Balata değişimi için gittiğim oto tamirhanesinde, belli ki iktidar yanlısı üç vatandaş konuşuyor; “Yeni Anayasa şart abi, hele bir değişsin, şu vesayetçilerden bir kurtulalım, ondan sonra kim tutar bizi?”
Eş dostla bile siyasi tartışmaya girmenin sakıncalı olduğu günümüzde hele ki tanımadığım insanlara müdahale etmem, tartışmam…
Çünkü, siyaset mühendisliğinin yarattığı algıyla beyin dumuruna uğrayanlara, “Hemşerim, şimdiye kadar uçamadıysak, mevcut Anayasamızın hangi maddeleri engel oldu” diye sormanın kimseye faydası yok.
Kaldı ki buna en tepedekiler bile cevap vermiyor, veremiyorlar.
Ben yine buradan, genele şamil ama özellikle yeni anayasa bahanesine sarılanlara sorayım; "Vesayetçiliğin tam tasfiyesi" için 2017 Anayasa referandumuyla 2018 ve 2023 Cumhurbaşkanlığı seçimlerinde oy istediniz. İstediğinizi aldığınızı da defalarca ilan ettiniz. Şimdi bir kez daha "vesayetçiliğin tam tasfiyesi" için yeni Anayasa'ya destek istiyorsunuz. Siz bizimle kafa mı buluyorsunuz?”
Saatlerdir madde madde bakıyorum, bu arkadaşların bu ülkeye hizmet etmesine, bu ülkeyi refaha kavuşturmasına hangi madde engel oldu, bulamıyorum. Çünkü yok…
Ya da tıpkı Lozan Anlaşması’nda yapıldığı gibi ‘gizli maddeler’ konuldu da ben göremiyorum!
Anlaşılan iktidara geldiğinden bu yana üçü referandum yoluyla olmak üzere 177 maddelik Anayasa’nın 134 maddesi yani dörtte üçünü (kaldı ki gerisi değişmeyen, değişmesi teklif dahi edilemeyen maddeler) değiştirenler de o vesayetçi maddeleri görememişler ki ille de ‘yeni anayasa’ diyorlar.
Peki, mevcut Anayasa gereği siyaset yapan ve hatta çeyrek asırdır bu ülkeyi yöneten arkadaşların Anayasa ile arası nasıl.
Yani uyuyorlar mı, gereğini yapıyor, hele ki şu son dönemde yaşadıklarımıza bakınca gerektiği gibi davranıyorlar mı?

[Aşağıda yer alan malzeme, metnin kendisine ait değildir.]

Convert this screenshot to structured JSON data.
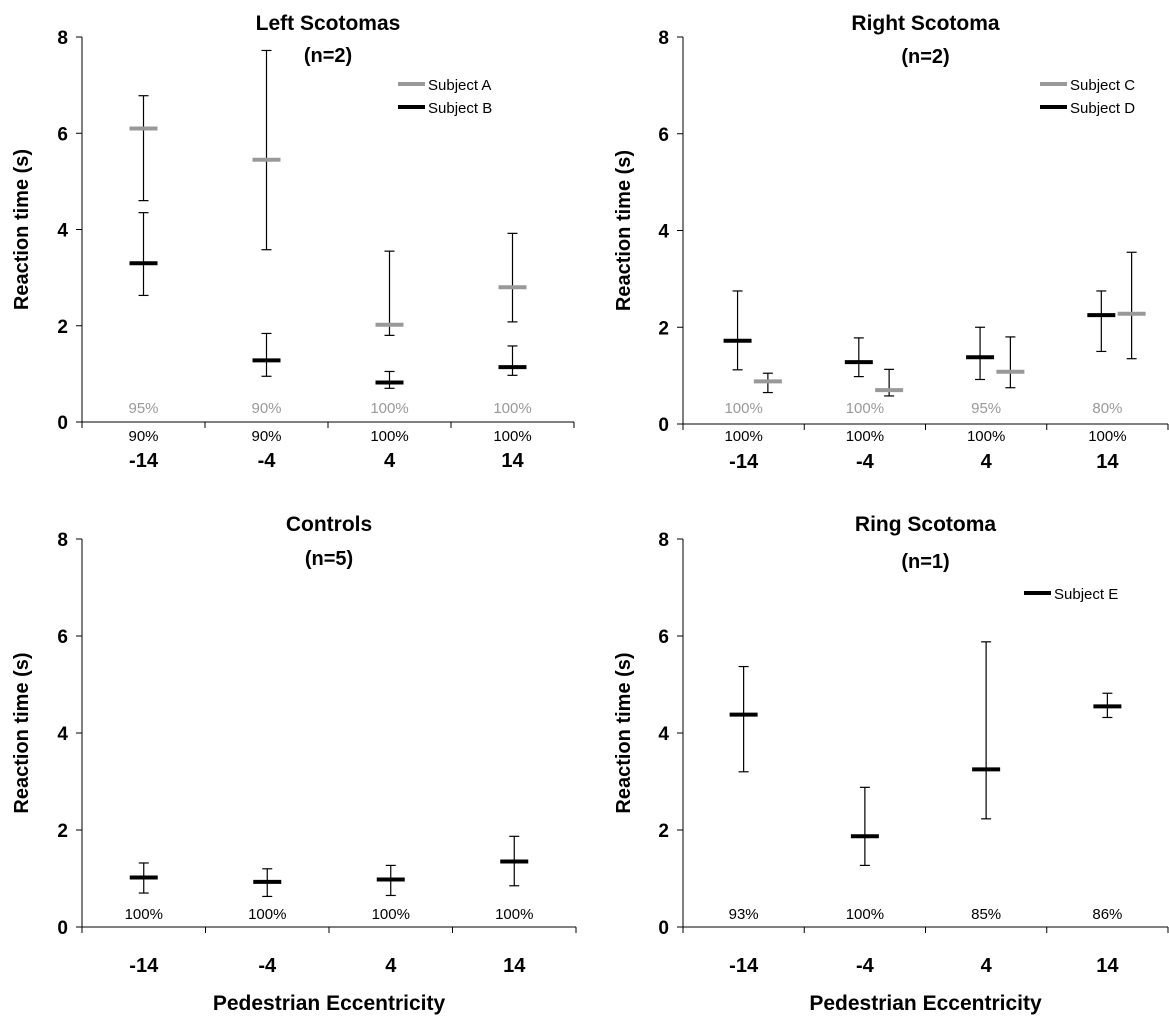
{
  "colors": {
    "dark": "#000000",
    "light": "#999999"
  },
  "chart_data": [
    {
      "type": "errorbar",
      "title": "Left Scotomas",
      "subtitle": "(n=2)",
      "ylabel": "Reaction time (s)",
      "xlabel": "",
      "ylim": [
        0,
        8
      ],
      "yticks": [
        0,
        2,
        4,
        6,
        8
      ],
      "categories": [
        "-14",
        "-4",
        "4",
        "14"
      ],
      "legend": "top-right",
      "series": [
        {
          "name": "Subject A",
          "color": "#999999",
          "offset": 0,
          "values": [
            6.1,
            5.45,
            2.02,
            2.8
          ],
          "lower": [
            4.6,
            3.58,
            1.8,
            2.08
          ],
          "upper": [
            6.78,
            7.72,
            3.55,
            3.92
          ]
        },
        {
          "name": "Subject B",
          "color": "#000000",
          "offset": 0,
          "values": [
            3.3,
            1.28,
            0.82,
            1.14
          ],
          "lower": [
            2.63,
            0.95,
            0.7,
            0.97
          ],
          "upper": [
            4.35,
            1.84,
            1.05,
            1.58
          ]
        }
      ],
      "annotations": [
        {
          "series": "Subject A",
          "row": "top",
          "labels": [
            "95%",
            "90%",
            "100%",
            "100%"
          ]
        },
        {
          "series": "Subject B",
          "row": "bottom",
          "labels": [
            "90%",
            "90%",
            "100%",
            "100%"
          ]
        }
      ]
    },
    {
      "type": "errorbar",
      "title": "Right Scotoma",
      "subtitle": "(n=2)",
      "ylabel": "Reaction time (s)",
      "xlabel": "",
      "ylim": [
        0,
        8
      ],
      "yticks": [
        0,
        2,
        4,
        6,
        8
      ],
      "categories": [
        "-14",
        "-4",
        "4",
        "14"
      ],
      "legend": "top-right",
      "series": [
        {
          "name": "Subject C",
          "color": "#999999",
          "offset": 0.2,
          "values": [
            0.88,
            0.7,
            1.08,
            2.28
          ],
          "lower": [
            0.65,
            0.58,
            0.75,
            1.35
          ],
          "upper": [
            1.05,
            1.13,
            1.8,
            3.55
          ]
        },
        {
          "name": "Subject D",
          "color": "#000000",
          "offset": -0.05,
          "values": [
            1.72,
            1.28,
            1.38,
            2.25
          ],
          "lower": [
            1.12,
            0.98,
            0.92,
            1.5
          ],
          "upper": [
            2.75,
            1.78,
            2.0,
            2.75
          ]
        }
      ],
      "annotations": [
        {
          "series": "Subject C",
          "row": "top",
          "labels": [
            "100%",
            "100%",
            "95%",
            "80%"
          ]
        },
        {
          "series": "Subject D",
          "row": "bottom",
          "labels": [
            "100%",
            "100%",
            "100%",
            "100%"
          ]
        }
      ]
    },
    {
      "type": "errorbar",
      "title": "Controls",
      "subtitle": "(n=5)",
      "ylabel": "Reaction time (s)",
      "xlabel": "Pedestrian Eccentricity",
      "ylim": [
        0,
        8
      ],
      "yticks": [
        0,
        2,
        4,
        6,
        8
      ],
      "categories": [
        "-14",
        "-4",
        "4",
        "14"
      ],
      "legend": "none",
      "series": [
        {
          "name": "",
          "color": "#000000",
          "offset": 0,
          "values": [
            1.02,
            0.93,
            0.98,
            1.35
          ],
          "lower": [
            0.7,
            0.63,
            0.65,
            0.85
          ],
          "upper": [
            1.32,
            1.2,
            1.27,
            1.87
          ]
        }
      ],
      "annotations": [
        {
          "series": "",
          "row": "single",
          "labels": [
            "100%",
            "100%",
            "100%",
            "100%"
          ]
        }
      ]
    },
    {
      "type": "errorbar",
      "title": "Ring Scotoma",
      "subtitle": "(n=1)",
      "ylabel": "Reaction time (s)",
      "xlabel": "Pedestrian Eccentricity",
      "ylim": [
        0,
        8
      ],
      "yticks": [
        0,
        2,
        4,
        6,
        8
      ],
      "categories": [
        "-14",
        "-4",
        "4",
        "14"
      ],
      "legend": "top-right",
      "series": [
        {
          "name": "Subject E",
          "color": "#000000",
          "offset": 0,
          "values": [
            4.38,
            1.87,
            3.25,
            4.55
          ],
          "lower": [
            3.2,
            1.27,
            2.23,
            4.32
          ],
          "upper": [
            5.37,
            2.88,
            5.88,
            4.82
          ]
        }
      ],
      "annotations": [
        {
          "series": "Subject E",
          "row": "single",
          "labels": [
            "93%",
            "100%",
            "85%",
            "86%"
          ]
        }
      ]
    }
  ]
}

En iyisi ben sayayım, siz karar verin.
Madde 2: “Türkiye Cumhuriyeti... insan haklarına saygılı...demokratik, laik ve sosyal bir hukuk devletidir.”
Madde 6: “Egemenlik, kayıtsız şartsız milletindir...Hiçbir kimse veya organ kaynağını anayasadan almayan bir devlet yetkisi kullanamaz.”
Madde 8: “Yürütme yetkisi ve görevi, Cumhurbaşkanı tarafından, anayasaya ve kanunlara uygun olarak kullanılır ve yerine getirilir.”
Madde 9: “Yargı yetkisi, Türk milleti adına bağımsız ve tarafsız mahkemelerce kullanılır.”
Madde 11: “Anayasa hükümleri, yasama, yürütme ve yargı organlarını, idare makamlarını ve diğer kuruluş ve kişileri bağlayan temel hukuk kurallarıdır. Kanunlar anayasaya aykırı olamaz.”
Madde 14: “Anayasada yer alan hak ve hürriyetlerden hiç biri...insan haklarına dayanan demokratik ve laik cumhuriyeti ortadan kaldırmayı amaçlayan faaliyetler biçiminde kullanılamaz.”
Madde 24: “Kimse, devletin sosyal, ekonomik, siyasi veya hukuki temel düzenini kısmen de olsa, din kurallarına dayandırma veya siyasi veya kişisel çıkar yahut nüfuz sağlama amacıyla her ne suretle olursa olsun, dini veya din duygularını yahut dince kutsal sayılan şeyleri istismar edemez ve kötüye kullanamaz.”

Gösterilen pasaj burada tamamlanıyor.